Much of the “prevailing wisdom,” when it comes to what foods are good to eat and which are not, has been skewed over profit motivations and the motivation of control. Possibly the best example is fluoride.
Fluoride is an industrial waste product that was sold to the public on the premise that it is good for our teeth. Manufacturers were desperate to get rid of the stuff and couldn’t dispose of it legally. They needed to rebrand it and sell it as a nutrient. Today, those who have done some basic research know fluoride damages our nervous systems and imperils our cardiovascular health. The same advertising agency that worked for big tobacco in the 50s and 60s pushed fluoride on the ADA using falsified studies, and we have been imbibing it ever since.
Another great example is fats. We were told that fat in our food is killing us when sugars are the real culprit. Our nervous tissues and arteries need fat to be healthy. Another result of the propaganda over fat is faulty science leading to the creation of statin drugs that have driven the rates of Alzheimer’s and senile dementia through the roof by stripping people’s brains of fats they desperately need.
The facts surrounding fluoride, fats, and statins, are only contested in areas where the public encounters them most frequently. In serious scientific circles and the white papers of major organizations, it is recognized that what the public is told is false. The FDA has never approved fluoride as a drug, and cholesterol is produced by the body.
It makes sense. After all, if we have a two-tiered system of law- why not a two-tiered system of health? It is cheaper to feed people an inferior product. Indeed, you get what you pay for. Of course, these faulty medical interventions need to be approved by regulatory bodies. But regulatory bodies are subject to the machinations of people whose motives are impure- people who benefit from making the public sick and weak. It has been proven that fluoride lowers IQ.
The topic of salt is another area where the public has been grievously mislead. Often, the profit motive and the control motive can be served with similar methods- a fact that legacy power groups have known for centuries.
Salt is a necessary nutrient that regulates the diffusion of water in our bodies as well as the electrical signals the brain and nervous system use to facilitate communication between neurons. Without salt, one of the first things you’ll notice is dry gooey mucosa accumulating around the eyes during sleep. Even if you drink plenty of water- low salt levels will lead to cellular dehydration.
Sea salt is being sold as a luxury. Pure untainted salt is more expensive than regular salt- just as fluoride free toothpaste is more expensive than ordinary toothpaste. You get what you pay for.

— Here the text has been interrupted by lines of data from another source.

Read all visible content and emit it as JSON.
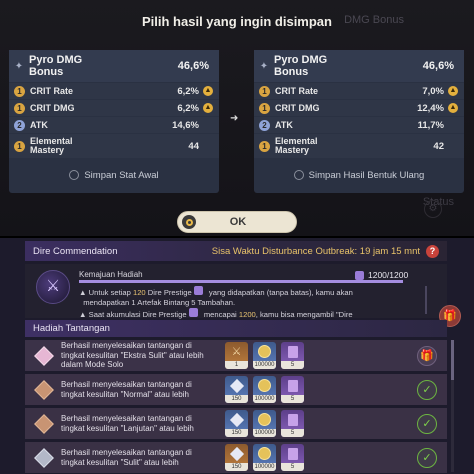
{
  "header": {
    "title": "Pilih hasil yang ingin disimpan",
    "ghost_text": "DMG Bonus",
    "ghost_text2": "Status"
  },
  "left_panel": {
    "main": {
      "name_line1": "Pyro DMG",
      "name_line2": "Bonus",
      "value": "46,6%"
    },
    "subs": [
      {
        "badge": "1",
        "name": "CRIT Rate",
        "value": "6,2%",
        "up": true
      },
      {
        "badge": "1",
        "name": "CRIT DMG",
        "value": "6,2%",
        "up": true
      },
      {
        "badge": "2",
        "name": "ATK",
        "value": "14,6%",
        "up": false
      },
      {
        "badge": "1",
        "name_line1": "Elemental",
        "name_line2": "Mastery",
        "value": "44",
        "up": false
      }
    ],
    "save_label": "Simpan Stat Awal"
  },
  "right_panel": {
    "main": {
      "name_line1": "Pyro DMG",
      "name_line2": "Bonus",
      "value": "46,6%"
    },
    "subs": [
      {
        "badge": "1",
        "name": "CRIT Rate",
        "value": "7,0%",
        "up": true
      },
      {
        "badge": "1",
        "name": "CRIT DMG",
        "value": "12,4%",
        "up": true
      },
      {
        "badge": "2",
        "name": "ATK",
        "value": "11,7%",
        "up": false
      },
      {
        "badge": "1",
        "name_line1": "Elemental",
        "name_line2": "Mastery",
        "value": "42",
        "up": false
      }
    ],
    "save_label": "Simpan Hasil Bentuk Ulang"
  },
  "ok_button": {
    "label": "OK"
  },
  "dire": {
    "title": "Dire Commendation",
    "timer": "Sisa Waktu Disturbance Outbreak: 19 jam 15 mnt",
    "progress_label": "Kemajuan Hadiah",
    "progress_count": "1200/1200",
    "progress_fraction": 1.0,
    "line1_a": "Untuk setiap",
    "line1_num": "120",
    "line1_b": "Dire Prestige",
    "line1_c": "yang didapatkan (tanpa batas), kamu akan",
    "line2": "mendapatkan 1 Artefak Bintang 5 Tambahan.",
    "line3_a": "Saat akumulasi Dire Prestige",
    "line3_b": "mencapai",
    "line3_num": "1200",
    "line3_c": ", kamu bisa mengambil \"Dire"
  },
  "challenges": {
    "title": "Hadiah Tantangan",
    "rows": [
      {
        "line1": "Berhasil menyelesaikan tantangan di",
        "line2": "tingkat kesulitan \"Ekstra Sulit\" atau lebih",
        "line3": "dalam Mode Solo",
        "rewards": [
          {
            "color": "orange",
            "icon": "sword-icon",
            "qty": "1"
          },
          {
            "color": "blue",
            "icon": "mora-icon",
            "qty": "100000"
          },
          {
            "color": "purple",
            "icon": "book-icon",
            "qty": "5"
          }
        ],
        "status": "gift"
      },
      {
        "line1": "Berhasil menyelesaikan tantangan di",
        "line2": "tingkat kesulitan \"Normal\" atau lebih",
        "line3": "",
        "rewards": [
          {
            "color": "blue",
            "icon": "primogem-icon",
            "qty": "150"
          },
          {
            "color": "blue",
            "icon": "mora-icon",
            "qty": "100000"
          },
          {
            "color": "purple",
            "icon": "book-icon",
            "qty": "5"
          }
        ],
        "status": "claimed"
      },
      {
        "line1": "Berhasil menyelesaikan tantangan di",
        "line2": "tingkat kesulitan \"Lanjutan\" atau lebih",
        "line3": "",
        "rewards": [
          {
            "color": "blue",
            "icon": "primogem-icon",
            "qty": "150"
          },
          {
            "color": "blue",
            "icon": "mora-icon",
            "qty": "100000"
          },
          {
            "color": "purple",
            "icon": "book-icon",
            "qty": "5"
          }
        ],
        "status": "claimed"
      },
      {
        "line1": "Berhasil menyelesaikan tantangan di",
        "line2": "tingkat kesulitan \"Sulit\" atau lebih",
        "line3": "",
        "rewards": [
          {
            "color": "orange",
            "icon": "primogem-icon",
            "qty": "150"
          },
          {
            "color": "blue",
            "icon": "mora-icon",
            "qty": "100000"
          },
          {
            "color": "purple",
            "icon": "book-icon",
            "qty": "5"
          }
        ],
        "status": "claimed"
      }
    ]
  },
  "colors": {
    "accent_gold": "#e8c372",
    "check_green": "#7fd24b",
    "timer": "#e9c36a"
  }
}
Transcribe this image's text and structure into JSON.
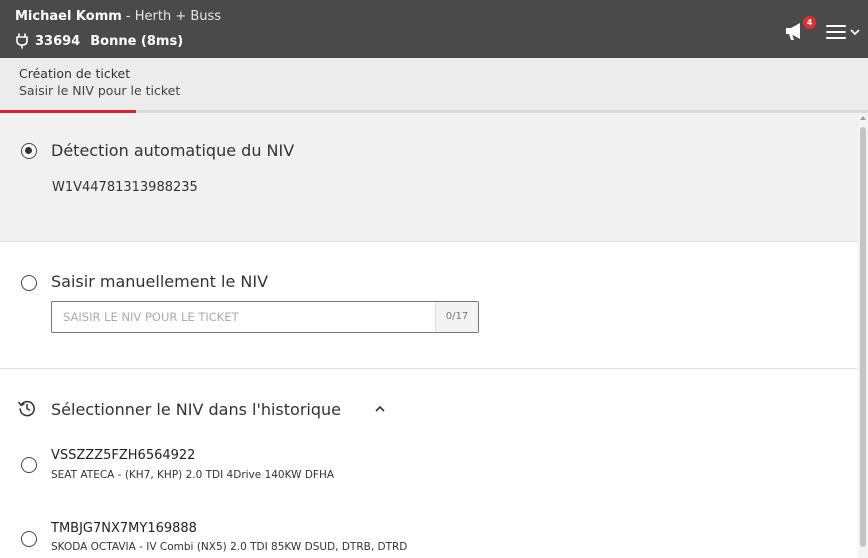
{
  "topbar": {
    "user_name": "Michael Komm",
    "company": " - Herth + Buss",
    "connection_id": "33694",
    "connection_status": "Bonne (8ms)",
    "notification_count": "4",
    "icons": [
      "plug-icon",
      "megaphone-icon",
      "hamburger-menu-icon",
      "chevron-down-icon"
    ]
  },
  "subheader": {
    "title": "Création de ticket",
    "subtitle": "Saisir le NIV pour le ticket",
    "progress_fraction": 0.157,
    "progress_color": "#d8232a"
  },
  "options": {
    "auto": {
      "label": "Détection automatique du NIV",
      "value": "W1V44781313988235",
      "selected": true
    },
    "manual": {
      "label": "Saisir manuellement le NIV",
      "placeholder": "SAISIR LE NIV POUR LE TICKET",
      "value": "",
      "counter": "0/17",
      "selected": false
    },
    "history": {
      "title": "Sélectionner le NIV dans l'historique",
      "expanded": true,
      "items": [
        {
          "vin": "VSSZZZ5FZH6564922",
          "description": "SEAT ATECA - (KH7, KHP) 2.0 TDI 4Drive 140KW DFHA"
        },
        {
          "vin": "TMBJG7NX7MY169888",
          "description": "SKODA OCTAVIA - IV Combi (NX5) 2.0 TDI 85KW DSUD, DTRB, DTRD"
        }
      ]
    }
  }
}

Table salt, commonly referred to as “refined,” is an excellent example of the profit motive at work in the foods we eat. Refined salt is stripped of the minerals that make it healthy. These minerals are then sold to supplement manufacturers who use it in the vitamins that we have been convinced we need to be well.
But this is not enough when it comes to producing attractively packaged salt and processed foods that contain it. The manufacturers of processed food products have also recognized that their wares sell better if they stay dry and pour easily. They address this problem by adding silicates to the salt. Silicates are used in many dry powdered foods as it prevents clumping, allowing them to be easily poured.
These silicates are related to glass- as in fiberglass. When this substance gets into the bloodstream it irritates the blood vessels, stimulating our bodies to produce more cholesterol in order to protect our arteries from the silicates in the salt we are eating.
It’s easy to see why this would cause clinicians to mistakenly label salt as a hazard to our health. But we would hope they would have been scientifically minded enough to realize that refined salts and silica were important variables. Mainstream science has failed to recognize these variables- and we are paying the price.
Not all sea salt is created equal. You have to read the packaging carefully. There should be only one ingredient- sea salt. A good rule of thumb is to look at the crystals. Good salt is chunky. It looks like little fluffy white rocks- whereas table salt is almost like a powder- desiccated, ruined, and incomplete.